The USNS Hughes Glomar Explorer was a large salvage vessel built by the Central Intelligence Agency (CIA) for its covert “Project Azorian“—an attempted salvaging of a sunken Soviet submarine. In February 1975, aware of the pending publication of a story in the Los Angeles Times, the CIA sought to stop the story’s publication. Journalist Harriet Ann Phillippi requested that the CIA provide disclosure of both the Glomar project and its attempts to censor the story, to which the CIA chose to “neither confirm nor deny” both the project’s existence and its attempts to keep the story unpublished. This claim stood, and Phillippi’s FOIA request was rejected, though when the Ford administration was replaced by the Carter administration in 1977 after the 1976 presidential election, the government position on the particular case was softened and both of Phillippi’s claims were confirmed.[2][3]

The “Glomar response” precedent still stood, and has since had bearing in FOIA cases such as in the 2004 lawsuit American Civil Liberties Union v. Department of Defense, wherein Federal Judge Alvin Hellerstein rejected the Department of Defense and CIA’s use of the Glomar response in refusing to release documents and photos depicting abuse at Abu Ghraib prison.

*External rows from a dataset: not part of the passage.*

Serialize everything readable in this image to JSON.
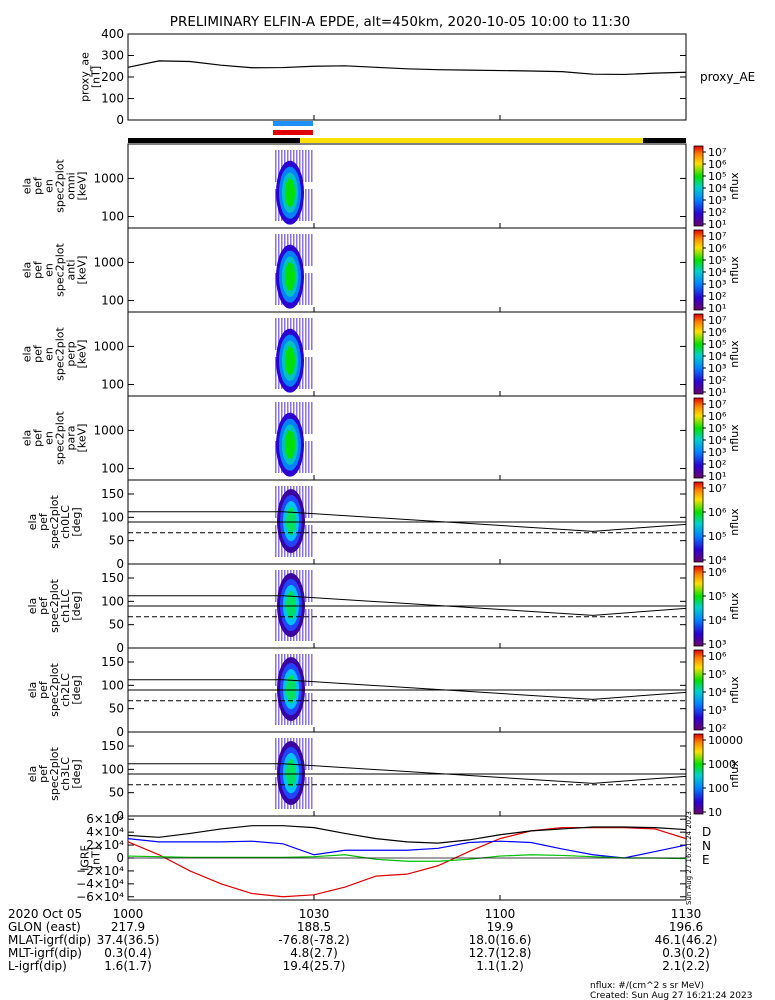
{
  "title": "PRELIMINARY ELFIN-A EPDE, alt=450km, 2020-10-05 10:00 to 11:30",
  "colors": {
    "black": "#000000",
    "red": "#e00000",
    "blue": "#0000ff",
    "green": "#00c000",
    "yellow": "#ffe000",
    "lightblue": "#1e90ff"
  },
  "chart_data": {
    "type": "multi-panel-timeseries",
    "x_range": [
      "10:00",
      "11:30"
    ],
    "panels": [
      {
        "id": "proxy_ae",
        "ylabel": [
          "proxy_ae",
          "[nT]"
        ],
        "right_label": "proxy_AE",
        "ylim": [
          0,
          400
        ],
        "yticks": [
          {
            "v": 0,
            "t": "0"
          },
          {
            "v": 100,
            "t": "100"
          },
          {
            "v": 200,
            "t": "200"
          },
          {
            "v": 300,
            "t": "300"
          },
          {
            "v": 400,
            "t": "400"
          }
        ],
        "series": [
          {
            "color": "#000000",
            "x": [
              0,
              5,
              10,
              15,
              20,
              25,
              30,
              35,
              40,
              45,
              50,
              55,
              60,
              65,
              70,
              75,
              80,
              85,
              90
            ],
            "y": [
              245,
              275,
              272,
              255,
              243,
              244,
              250,
              252,
              245,
              238,
              234,
              232,
              230,
              228,
              225,
              213,
              212,
              218,
              222
            ]
          }
        ]
      },
      {
        "id": "omni",
        "ylabel": [
          "ela",
          "pef",
          "en",
          "spec2plot",
          "omni",
          "[keV]"
        ],
        "ylim_log": [
          50,
          8000
        ],
        "yticks": [
          {
            "v": 100,
            "t": "100"
          },
          {
            "v": 1000,
            "t": "1000"
          }
        ],
        "colorbar": {
          "label": "nflux",
          "ticks": [
            "10⁷",
            "10⁶",
            "10⁵",
            "10⁴",
            "10³",
            "10²",
            "10¹"
          ]
        }
      },
      {
        "id": "anti",
        "ylabel": [
          "ela",
          "pef",
          "en",
          "spec2plot",
          "anti",
          "[keV]"
        ],
        "ylim_log": [
          50,
          8000
        ],
        "yticks": [
          {
            "v": 100,
            "t": "100"
          },
          {
            "v": 1000,
            "t": "1000"
          }
        ],
        "colorbar": {
          "label": "nflux",
          "ticks": [
            "10⁷",
            "10⁶",
            "10⁵",
            "10⁴",
            "10³",
            "10²",
            "10¹"
          ]
        }
      },
      {
        "id": "perp",
        "ylabel": [
          "ela",
          "pef",
          "en",
          "spec2plot",
          "perp",
          "[keV]"
        ],
        "ylim_log": [
          50,
          8000
        ],
        "yticks": [
          {
            "v": 100,
            "t": "100"
          },
          {
            "v": 1000,
            "t": "1000"
          }
        ],
        "colorbar": {
          "label": "nflux",
          "ticks": [
            "10⁷",
            "10⁶",
            "10⁵",
            "10⁴",
            "10³",
            "10²",
            "10¹"
          ]
        }
      },
      {
        "id": "para",
        "ylabel": [
          "ela",
          "pef",
          "en",
          "spec2plot",
          "para",
          "[keV]"
        ],
        "ylim_log": [
          50,
          8000
        ],
        "yticks": [
          {
            "v": 100,
            "t": "100"
          },
          {
            "v": 1000,
            "t": "1000"
          }
        ],
        "colorbar": {
          "label": "nflux",
          "ticks": [
            "10⁷",
            "10⁶",
            "10⁵",
            "10⁴",
            "10³",
            "10²",
            "10¹"
          ]
        }
      },
      {
        "id": "ch0LC",
        "ylabel": [
          "ela",
          "pef",
          "spec2plot",
          "ch0LC",
          "[deg]"
        ],
        "ylim": [
          0,
          180
        ],
        "yticks": [
          {
            "v": 0,
            "t": "0"
          },
          {
            "v": 50,
            "t": "50"
          },
          {
            "v": 100,
            "t": "100"
          },
          {
            "v": 150,
            "t": "150"
          }
        ],
        "colorbar": {
          "label": "nflux",
          "ticks": [
            "10⁷",
            "10⁶",
            "10⁵",
            "10⁴"
          ]
        }
      },
      {
        "id": "ch1LC",
        "ylabel": [
          "ela",
          "pef",
          "spec2plot",
          "ch1LC",
          "[deg]"
        ],
        "ylim": [
          0,
          180
        ],
        "yticks": [
          {
            "v": 0,
            "t": "0"
          },
          {
            "v": 50,
            "t": "50"
          },
          {
            "v": 100,
            "t": "100"
          },
          {
            "v": 150,
            "t": "150"
          }
        ],
        "colorbar": {
          "label": "nflux",
          "ticks": [
            "10⁶",
            "10⁵",
            "10⁴",
            "10³"
          ]
        }
      },
      {
        "id": "ch2LC",
        "ylabel": [
          "ela",
          "pef",
          "spec2plot",
          "ch2LC",
          "[deg]"
        ],
        "ylim": [
          0,
          180
        ],
        "yticks": [
          {
            "v": 0,
            "t": "0"
          },
          {
            "v": 50,
            "t": "50"
          },
          {
            "v": 100,
            "t": "100"
          },
          {
            "v": 150,
            "t": "150"
          }
        ],
        "colorbar": {
          "label": "nflux",
          "ticks": [
            "10⁶",
            "10⁵",
            "10⁴",
            "10³",
            "10²"
          ]
        }
      },
      {
        "id": "ch3LC",
        "ylabel": [
          "ela",
          "pef",
          "spec2plot",
          "ch3LC",
          "[deg]"
        ],
        "ylim": [
          0,
          180
        ],
        "yticks": [
          {
            "v": 0,
            "t": "0"
          },
          {
            "v": 50,
            "t": "50"
          },
          {
            "v": 100,
            "t": "100"
          },
          {
            "v": 150,
            "t": "150"
          }
        ],
        "colorbar": {
          "label": "nflux",
          "ticks": [
            "10000",
            "1000",
            "100",
            "10"
          ]
        }
      },
      {
        "id": "igrf",
        "ylabel": [
          "IGRF",
          "[nT]"
        ],
        "ylim": [
          -65000,
          65000
        ],
        "yticks": [
          {
            "v": -60000,
            "t": "−6×10⁴"
          },
          {
            "v": -40000,
            "t": "−4×10⁴"
          },
          {
            "v": -20000,
            "t": "−2×10⁴"
          },
          {
            "v": 0,
            "t": "0"
          },
          {
            "v": 20000,
            "t": "2×10⁴"
          },
          {
            "v": 40000,
            "t": "4×10⁴"
          },
          {
            "v": 60000,
            "t": "6×10⁴"
          }
        ],
        "legend": [
          "D",
          "N",
          "E"
        ],
        "series": [
          {
            "name": "D",
            "color": "#e00000",
            "x": [
              0,
              5,
              10,
              15,
              20,
              25,
              30,
              35,
              40,
              45,
              50,
              55,
              60,
              65,
              70,
              75,
              80,
              85,
              90
            ],
            "y": [
              25000,
              5000,
              -20000,
              -40000,
              -55000,
              -60000,
              -57000,
              -45000,
              -28000,
              -25000,
              -12000,
              10000,
              30000,
              42000,
              47000,
              47000,
              47000,
              45000,
              30000
            ]
          },
          {
            "name": "N",
            "color": "#0000ff",
            "x": [
              0,
              5,
              10,
              15,
              20,
              25,
              30,
              35,
              40,
              45,
              50,
              55,
              60,
              65,
              70,
              75,
              80,
              85,
              90
            ],
            "y": [
              30000,
              25000,
              25000,
              25000,
              26000,
              22000,
              5000,
              12000,
              12000,
              12000,
              15000,
              24000,
              26000,
              24000,
              14000,
              5000,
              0,
              10000,
              20000
            ]
          },
          {
            "name": "E",
            "color": "#00c000",
            "x": [
              0,
              5,
              10,
              15,
              20,
              25,
              30,
              35,
              40,
              45,
              50,
              55,
              60,
              65,
              70,
              75,
              80,
              85,
              90
            ],
            "y": [
              3000,
              2000,
              1000,
              1000,
              1000,
              1000,
              2000,
              5000,
              -2000,
              -5000,
              -5000,
              -2000,
              3000,
              5000,
              4000,
              2000,
              0,
              0,
              -1000
            ]
          },
          {
            "name": "",
            "color": "#000000",
            "x": [
              0,
              5,
              10,
              15,
              20,
              25,
              30,
              35,
              40,
              45,
              50,
              55,
              60,
              65,
              70,
              75,
              80,
              85,
              90
            ],
            "y": [
              35000,
              32000,
              38000,
              45000,
              50000,
              50000,
              47000,
              38000,
              30000,
              25000,
              23000,
              28000,
              36000,
              42000,
              45000,
              48000,
              48000,
              47000,
              44000
            ]
          }
        ]
      }
    ],
    "xticks": [
      {
        "v": 0,
        "t": "1000"
      },
      {
        "v": 30,
        "t": "1030"
      },
      {
        "v": 60,
        "t": "1100"
      },
      {
        "v": 90,
        "t": "1130"
      }
    ],
    "annotations": [
      {
        "row": "2020 Oct 05",
        "values": []
      },
      {
        "row": "GLON (east)",
        "values": [
          "217.9",
          "188.5",
          "19.9",
          "196.6"
        ]
      },
      {
        "row": "MLAT-igrf(dip)",
        "values": [
          "37.4(36.5)",
          "-76.8(-78.2)",
          "18.0(16.6)",
          "46.1(46.2)"
        ]
      },
      {
        "row": "MLT-igrf(dip)",
        "values": [
          "0.3(0.4)",
          "4.8(2.7)",
          "12.7(12.8)",
          "0.3(0.2)"
        ]
      },
      {
        "row": "L-igrf(dip)",
        "values": [
          "1.6(1.7)",
          "19.4(25.7)",
          "1.1(1.2)",
          "2.1(2.2)"
        ]
      }
    ],
    "footer": [
      "nflux: #/(cm^2 s sr MeV)",
      "Created: Sun Aug 27 16:21:24 2023"
    ],
    "side_stamp": "Sun Aug 27 16:21:24 2023"
  }
}
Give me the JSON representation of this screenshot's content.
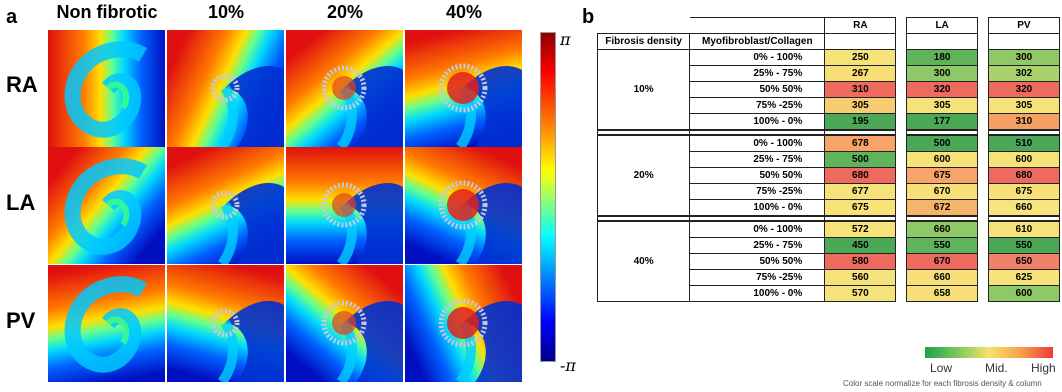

“Glomar” is the syllabic abbreviation of Global Marine, the company commissioned by the CIA to build the Glomar Explorer.

According to a Radiolab podcast, the original text of the Glomar response was written by Walt Logan (pseudonym), who was at that time an Associate General Counsel at the CIA. So as not to divulge to the Soviet Union either what the CIA knew or did not know, the response read:

“We can neither confirm nor deny the existence of the information requested but, hypothetically, if such data were to exist, the subject matter would be classified, and could not be disclosed.]

The original text of the CIA’s reply of May 21, 1975, to Phillippi’s FOIA request, seems to have been:[5]

Mr. Duckett has determined that, in the interest of national security, involvement by the U.S. Government in the activities which are the subject matter of your request can neither be confirmed nor denied. Therefore, he has determined that the fact of the existence or non-existence of any material or documents that may exist which would reveal any CIA connection or interest in the activities of the Glomar Explorer is duly classified Secret in accordance with criteria established by Executive Order 11652. Acknowledgement of the existence or non-existence of the information you request could reasonably be expected to result in the compromise of important intelligence operations and significant scientific and technological developments relating to the national security, and might also result in a disruption in foreign relations significantly affecting the national security.[5]